Seven parties backed the bill, while two voted against the legislation that the government says is needed to streamline complicated regulations hampering business and investment.
Global investors have been watching closely the bill's progress, particularly regarding controversial changes proposed to the 2003 labour law, citing a need for Indonesia to compete better for manufacturing relocating from China.
The new law would ensure the "state's presence" in the relationship between employers and workers, Airlangga Hartarto, chief economics minister, told parliament on Monday.
The bill will cut mandatory severance benefits paid by employers to 19 times monthly wages from 32 times now, in line with government proposals, a draft seen by Reuters showed.
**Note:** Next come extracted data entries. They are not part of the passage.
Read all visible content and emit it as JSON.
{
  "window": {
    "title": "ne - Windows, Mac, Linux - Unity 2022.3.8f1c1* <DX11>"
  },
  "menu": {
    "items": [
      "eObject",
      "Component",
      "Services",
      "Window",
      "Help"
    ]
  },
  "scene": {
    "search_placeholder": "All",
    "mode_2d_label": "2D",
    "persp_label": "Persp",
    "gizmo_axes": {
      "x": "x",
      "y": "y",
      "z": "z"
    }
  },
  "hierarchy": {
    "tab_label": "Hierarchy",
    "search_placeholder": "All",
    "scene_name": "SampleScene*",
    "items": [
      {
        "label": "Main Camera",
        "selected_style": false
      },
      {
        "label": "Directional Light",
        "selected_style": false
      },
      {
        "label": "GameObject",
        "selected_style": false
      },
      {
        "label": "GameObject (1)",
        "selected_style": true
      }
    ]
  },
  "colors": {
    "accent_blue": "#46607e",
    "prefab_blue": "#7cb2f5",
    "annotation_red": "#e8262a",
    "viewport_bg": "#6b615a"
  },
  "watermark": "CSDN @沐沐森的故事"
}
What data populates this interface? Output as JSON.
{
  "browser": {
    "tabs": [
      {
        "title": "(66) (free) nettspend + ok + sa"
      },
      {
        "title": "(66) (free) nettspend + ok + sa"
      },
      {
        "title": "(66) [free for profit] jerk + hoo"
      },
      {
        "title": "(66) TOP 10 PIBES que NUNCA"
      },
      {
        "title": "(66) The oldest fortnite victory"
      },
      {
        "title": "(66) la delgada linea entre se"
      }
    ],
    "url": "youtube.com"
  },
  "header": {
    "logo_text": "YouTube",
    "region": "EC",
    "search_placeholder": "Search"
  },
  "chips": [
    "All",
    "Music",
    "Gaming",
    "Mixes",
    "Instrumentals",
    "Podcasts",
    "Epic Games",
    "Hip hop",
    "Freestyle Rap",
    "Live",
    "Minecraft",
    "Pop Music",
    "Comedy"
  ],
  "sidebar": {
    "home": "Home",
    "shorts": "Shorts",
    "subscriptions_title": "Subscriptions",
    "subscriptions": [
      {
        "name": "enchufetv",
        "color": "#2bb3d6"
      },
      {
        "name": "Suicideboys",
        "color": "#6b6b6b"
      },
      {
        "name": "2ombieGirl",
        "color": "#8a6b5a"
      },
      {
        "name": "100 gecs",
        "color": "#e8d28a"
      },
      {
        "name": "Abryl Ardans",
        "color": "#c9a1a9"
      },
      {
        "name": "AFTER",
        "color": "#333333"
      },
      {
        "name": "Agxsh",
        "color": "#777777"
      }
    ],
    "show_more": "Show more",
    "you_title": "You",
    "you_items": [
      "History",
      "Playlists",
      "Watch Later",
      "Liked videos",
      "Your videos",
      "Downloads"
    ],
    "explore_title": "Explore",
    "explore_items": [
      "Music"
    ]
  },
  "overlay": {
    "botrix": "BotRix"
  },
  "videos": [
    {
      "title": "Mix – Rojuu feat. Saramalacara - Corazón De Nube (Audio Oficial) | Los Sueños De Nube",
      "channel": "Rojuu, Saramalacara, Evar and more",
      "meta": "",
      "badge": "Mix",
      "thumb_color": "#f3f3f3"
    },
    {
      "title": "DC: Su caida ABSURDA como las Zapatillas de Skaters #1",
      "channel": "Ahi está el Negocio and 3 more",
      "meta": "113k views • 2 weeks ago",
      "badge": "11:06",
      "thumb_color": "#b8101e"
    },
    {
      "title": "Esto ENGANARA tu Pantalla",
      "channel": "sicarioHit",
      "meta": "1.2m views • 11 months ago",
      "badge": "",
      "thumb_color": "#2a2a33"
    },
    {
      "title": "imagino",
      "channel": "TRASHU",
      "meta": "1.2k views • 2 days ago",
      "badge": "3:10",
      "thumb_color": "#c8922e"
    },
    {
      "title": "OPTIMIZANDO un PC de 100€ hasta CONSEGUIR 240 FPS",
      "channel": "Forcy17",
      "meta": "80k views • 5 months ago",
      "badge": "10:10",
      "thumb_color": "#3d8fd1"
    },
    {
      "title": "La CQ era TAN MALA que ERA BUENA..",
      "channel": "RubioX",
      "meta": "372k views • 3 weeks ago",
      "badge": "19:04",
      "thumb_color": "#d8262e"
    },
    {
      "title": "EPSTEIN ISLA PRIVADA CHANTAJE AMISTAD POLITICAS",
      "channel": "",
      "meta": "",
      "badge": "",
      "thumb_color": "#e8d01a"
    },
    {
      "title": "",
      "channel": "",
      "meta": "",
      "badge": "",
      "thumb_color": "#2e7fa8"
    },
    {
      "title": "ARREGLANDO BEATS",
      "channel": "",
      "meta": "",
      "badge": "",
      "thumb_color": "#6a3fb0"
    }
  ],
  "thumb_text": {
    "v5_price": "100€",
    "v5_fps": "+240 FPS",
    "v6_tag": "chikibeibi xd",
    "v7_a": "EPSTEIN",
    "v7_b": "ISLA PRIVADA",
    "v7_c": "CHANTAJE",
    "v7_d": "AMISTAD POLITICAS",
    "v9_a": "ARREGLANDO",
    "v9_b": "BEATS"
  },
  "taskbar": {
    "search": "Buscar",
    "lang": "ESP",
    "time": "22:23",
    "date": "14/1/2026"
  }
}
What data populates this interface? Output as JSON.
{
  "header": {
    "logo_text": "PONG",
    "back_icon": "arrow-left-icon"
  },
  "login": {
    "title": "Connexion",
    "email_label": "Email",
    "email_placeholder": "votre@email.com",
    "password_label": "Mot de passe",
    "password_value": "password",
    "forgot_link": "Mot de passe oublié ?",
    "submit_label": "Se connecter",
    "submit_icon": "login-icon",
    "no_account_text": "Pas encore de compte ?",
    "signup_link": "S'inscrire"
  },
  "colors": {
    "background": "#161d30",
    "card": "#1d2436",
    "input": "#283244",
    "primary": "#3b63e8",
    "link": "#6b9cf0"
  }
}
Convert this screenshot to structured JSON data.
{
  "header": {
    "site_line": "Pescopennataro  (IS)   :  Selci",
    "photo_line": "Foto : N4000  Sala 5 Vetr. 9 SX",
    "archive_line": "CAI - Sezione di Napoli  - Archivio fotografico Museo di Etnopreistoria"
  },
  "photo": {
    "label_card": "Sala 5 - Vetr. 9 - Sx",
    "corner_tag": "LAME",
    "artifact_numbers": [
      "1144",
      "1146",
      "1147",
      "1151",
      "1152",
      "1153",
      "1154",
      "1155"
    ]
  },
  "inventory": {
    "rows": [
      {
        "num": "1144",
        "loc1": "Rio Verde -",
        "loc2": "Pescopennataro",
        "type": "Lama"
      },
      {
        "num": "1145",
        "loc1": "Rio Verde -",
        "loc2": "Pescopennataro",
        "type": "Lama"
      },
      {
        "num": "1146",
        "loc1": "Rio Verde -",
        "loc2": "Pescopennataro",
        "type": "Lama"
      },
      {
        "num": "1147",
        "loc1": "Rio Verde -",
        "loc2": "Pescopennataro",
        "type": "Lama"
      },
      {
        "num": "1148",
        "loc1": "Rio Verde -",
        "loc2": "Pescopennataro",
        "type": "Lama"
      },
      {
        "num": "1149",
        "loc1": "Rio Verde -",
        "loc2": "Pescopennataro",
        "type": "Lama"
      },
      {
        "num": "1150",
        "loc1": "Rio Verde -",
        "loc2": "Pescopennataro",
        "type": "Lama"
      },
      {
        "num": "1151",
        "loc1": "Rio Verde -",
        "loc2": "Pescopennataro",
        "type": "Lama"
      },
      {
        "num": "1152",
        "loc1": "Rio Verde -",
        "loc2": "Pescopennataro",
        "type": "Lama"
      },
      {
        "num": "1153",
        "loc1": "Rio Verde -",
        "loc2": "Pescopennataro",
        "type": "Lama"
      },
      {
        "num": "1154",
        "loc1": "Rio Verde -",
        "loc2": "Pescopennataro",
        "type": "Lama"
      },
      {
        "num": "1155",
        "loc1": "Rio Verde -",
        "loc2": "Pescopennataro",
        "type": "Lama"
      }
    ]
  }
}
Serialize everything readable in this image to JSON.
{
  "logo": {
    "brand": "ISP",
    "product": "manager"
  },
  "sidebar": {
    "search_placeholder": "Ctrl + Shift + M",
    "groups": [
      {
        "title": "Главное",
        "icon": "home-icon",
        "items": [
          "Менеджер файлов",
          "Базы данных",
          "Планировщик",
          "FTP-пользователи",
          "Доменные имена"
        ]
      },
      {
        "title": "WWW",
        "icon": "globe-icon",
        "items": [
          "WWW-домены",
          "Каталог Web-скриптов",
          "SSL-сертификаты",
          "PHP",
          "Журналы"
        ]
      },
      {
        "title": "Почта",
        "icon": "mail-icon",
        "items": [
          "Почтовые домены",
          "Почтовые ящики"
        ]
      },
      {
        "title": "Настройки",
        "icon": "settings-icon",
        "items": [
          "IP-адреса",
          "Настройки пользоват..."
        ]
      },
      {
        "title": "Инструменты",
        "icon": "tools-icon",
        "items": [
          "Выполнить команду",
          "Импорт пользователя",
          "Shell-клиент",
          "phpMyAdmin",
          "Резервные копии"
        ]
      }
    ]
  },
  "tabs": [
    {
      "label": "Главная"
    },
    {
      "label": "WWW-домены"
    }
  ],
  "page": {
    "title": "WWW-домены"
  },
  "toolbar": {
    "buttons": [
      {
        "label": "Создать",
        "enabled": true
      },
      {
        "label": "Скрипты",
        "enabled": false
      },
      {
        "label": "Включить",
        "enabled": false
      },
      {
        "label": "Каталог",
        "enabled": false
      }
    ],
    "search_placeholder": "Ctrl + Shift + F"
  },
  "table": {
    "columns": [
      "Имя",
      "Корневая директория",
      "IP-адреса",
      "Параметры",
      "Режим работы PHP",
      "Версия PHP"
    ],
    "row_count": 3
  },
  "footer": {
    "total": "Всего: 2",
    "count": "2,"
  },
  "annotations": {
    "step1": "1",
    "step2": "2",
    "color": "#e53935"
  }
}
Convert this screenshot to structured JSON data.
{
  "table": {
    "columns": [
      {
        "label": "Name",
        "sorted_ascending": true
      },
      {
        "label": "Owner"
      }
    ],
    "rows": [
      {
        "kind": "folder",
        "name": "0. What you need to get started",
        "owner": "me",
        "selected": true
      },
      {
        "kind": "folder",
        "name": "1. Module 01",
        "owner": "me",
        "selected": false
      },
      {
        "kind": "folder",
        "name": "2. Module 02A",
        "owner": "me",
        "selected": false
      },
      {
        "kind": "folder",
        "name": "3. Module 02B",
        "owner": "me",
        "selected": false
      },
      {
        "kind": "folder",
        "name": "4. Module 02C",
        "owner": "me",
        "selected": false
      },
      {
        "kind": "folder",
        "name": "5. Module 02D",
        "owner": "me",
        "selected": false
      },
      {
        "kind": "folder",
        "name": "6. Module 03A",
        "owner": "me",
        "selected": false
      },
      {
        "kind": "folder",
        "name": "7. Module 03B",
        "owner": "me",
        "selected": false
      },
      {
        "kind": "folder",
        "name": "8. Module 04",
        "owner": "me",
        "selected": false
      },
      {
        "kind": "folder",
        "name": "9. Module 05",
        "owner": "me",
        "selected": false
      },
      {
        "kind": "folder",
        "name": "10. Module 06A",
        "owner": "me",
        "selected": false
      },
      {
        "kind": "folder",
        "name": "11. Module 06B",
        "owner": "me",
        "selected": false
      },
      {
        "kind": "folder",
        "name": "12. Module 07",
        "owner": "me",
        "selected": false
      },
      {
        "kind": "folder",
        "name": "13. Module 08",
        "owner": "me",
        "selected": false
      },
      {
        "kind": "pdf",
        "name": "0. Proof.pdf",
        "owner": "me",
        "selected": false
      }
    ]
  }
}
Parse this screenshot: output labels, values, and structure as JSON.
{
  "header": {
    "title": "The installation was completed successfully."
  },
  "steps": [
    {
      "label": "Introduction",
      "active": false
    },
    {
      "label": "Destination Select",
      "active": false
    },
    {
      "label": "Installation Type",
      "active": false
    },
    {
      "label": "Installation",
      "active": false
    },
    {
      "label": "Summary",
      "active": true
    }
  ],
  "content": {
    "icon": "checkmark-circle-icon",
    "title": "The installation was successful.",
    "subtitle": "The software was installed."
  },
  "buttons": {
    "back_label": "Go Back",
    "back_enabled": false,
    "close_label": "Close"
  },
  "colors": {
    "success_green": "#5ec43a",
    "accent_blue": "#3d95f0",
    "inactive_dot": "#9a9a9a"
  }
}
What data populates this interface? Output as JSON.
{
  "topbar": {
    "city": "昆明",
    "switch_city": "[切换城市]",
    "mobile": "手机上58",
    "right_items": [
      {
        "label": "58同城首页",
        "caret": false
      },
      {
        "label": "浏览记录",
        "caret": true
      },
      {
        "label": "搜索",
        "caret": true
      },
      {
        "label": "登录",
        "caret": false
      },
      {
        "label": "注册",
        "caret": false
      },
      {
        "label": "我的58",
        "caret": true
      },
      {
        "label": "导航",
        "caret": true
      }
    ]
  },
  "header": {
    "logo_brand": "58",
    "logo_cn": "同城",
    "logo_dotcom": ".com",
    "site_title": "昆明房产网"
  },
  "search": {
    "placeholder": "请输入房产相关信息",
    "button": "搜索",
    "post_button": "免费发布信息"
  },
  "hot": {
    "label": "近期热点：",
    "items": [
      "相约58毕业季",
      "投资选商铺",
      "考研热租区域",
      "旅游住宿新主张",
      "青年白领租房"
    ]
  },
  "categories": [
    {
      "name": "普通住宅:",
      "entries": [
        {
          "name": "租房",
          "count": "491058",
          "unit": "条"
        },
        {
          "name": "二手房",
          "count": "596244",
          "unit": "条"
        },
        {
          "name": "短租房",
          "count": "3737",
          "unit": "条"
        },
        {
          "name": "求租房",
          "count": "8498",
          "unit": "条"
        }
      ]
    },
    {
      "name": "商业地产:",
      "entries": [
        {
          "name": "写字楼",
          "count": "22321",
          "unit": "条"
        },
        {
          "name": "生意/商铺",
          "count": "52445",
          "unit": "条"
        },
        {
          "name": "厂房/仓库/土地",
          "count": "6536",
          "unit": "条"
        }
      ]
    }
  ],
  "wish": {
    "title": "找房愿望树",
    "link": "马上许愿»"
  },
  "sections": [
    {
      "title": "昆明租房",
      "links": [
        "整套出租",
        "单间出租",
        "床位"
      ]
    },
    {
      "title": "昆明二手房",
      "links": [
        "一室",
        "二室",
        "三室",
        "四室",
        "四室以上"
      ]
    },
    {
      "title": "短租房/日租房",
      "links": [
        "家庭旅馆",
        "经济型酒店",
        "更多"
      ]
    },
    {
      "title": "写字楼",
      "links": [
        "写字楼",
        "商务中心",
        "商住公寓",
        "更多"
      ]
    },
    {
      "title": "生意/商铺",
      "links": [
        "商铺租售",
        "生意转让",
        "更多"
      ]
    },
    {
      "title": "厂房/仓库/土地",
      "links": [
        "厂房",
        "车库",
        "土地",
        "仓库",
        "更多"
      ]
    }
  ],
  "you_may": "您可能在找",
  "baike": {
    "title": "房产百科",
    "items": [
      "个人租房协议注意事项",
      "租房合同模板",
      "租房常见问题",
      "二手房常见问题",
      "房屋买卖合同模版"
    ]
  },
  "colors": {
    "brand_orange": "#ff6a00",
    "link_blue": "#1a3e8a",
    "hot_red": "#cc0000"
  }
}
The state will also pay six months worth of wages to the person concerned.
"In net terms, the passage of the bill should be seen as a positive development.... (but) any positive payback from the adoption of such laws will take time to be felt," OCBC Bank economist Wellian Wiranto said, noting that despite the cut, severance payments still remain above some regional competitors.
A coalition of 15 activist groups, including trade unions, earlier condemned the bill and called on workers to join a planned national strike on Oct. 6-8.
Yusri Yunus, a spokesman for Jakarta Police, said that a permit for the protest had not been approved and due to the COVID-19 situation "we advise all of them not to demonstrate".
While recent rallies against the bill have been relatively small, some vowed to press on with protests.
"We will continue to strike nationwide," said Nining Elitos, chairwoman of the labour group KASBI.
Ahmad Jumali, chairman of the Tanggerang chapter of the Federation of Metal Workers (FSPMI), also said workers planned to shut down production to protest the law.
Workers opposing the bill argue that the legislation would be a "red carpet for investors, widening the power of the oligarchy" that will not only hurt labour protection but also taking land from farmers and indigenous communities.
The so-called "omnibus" bill, aimed at revising over 70 existing laws in a single vote, intends to speed up the pace of economic reform and improve the country's investment climate.
But there have been concerns about the threat to the environment in a country with one of the fastest rates of forest destruction in the world.
The new law means that environmental studies are only required for investments considered high risk.
Separately on Monday, 35 investors who manage $4.1 trillion in assets wrote to the Indonesian government raising environmental concerns over the bill.
"We fear that proposed changes to the permitting framework, environmental compliance monitoring, public consultation and sanctioning systems will have severe... repercussions that... could impact the attractiveness of Indonesian markets," the letter read.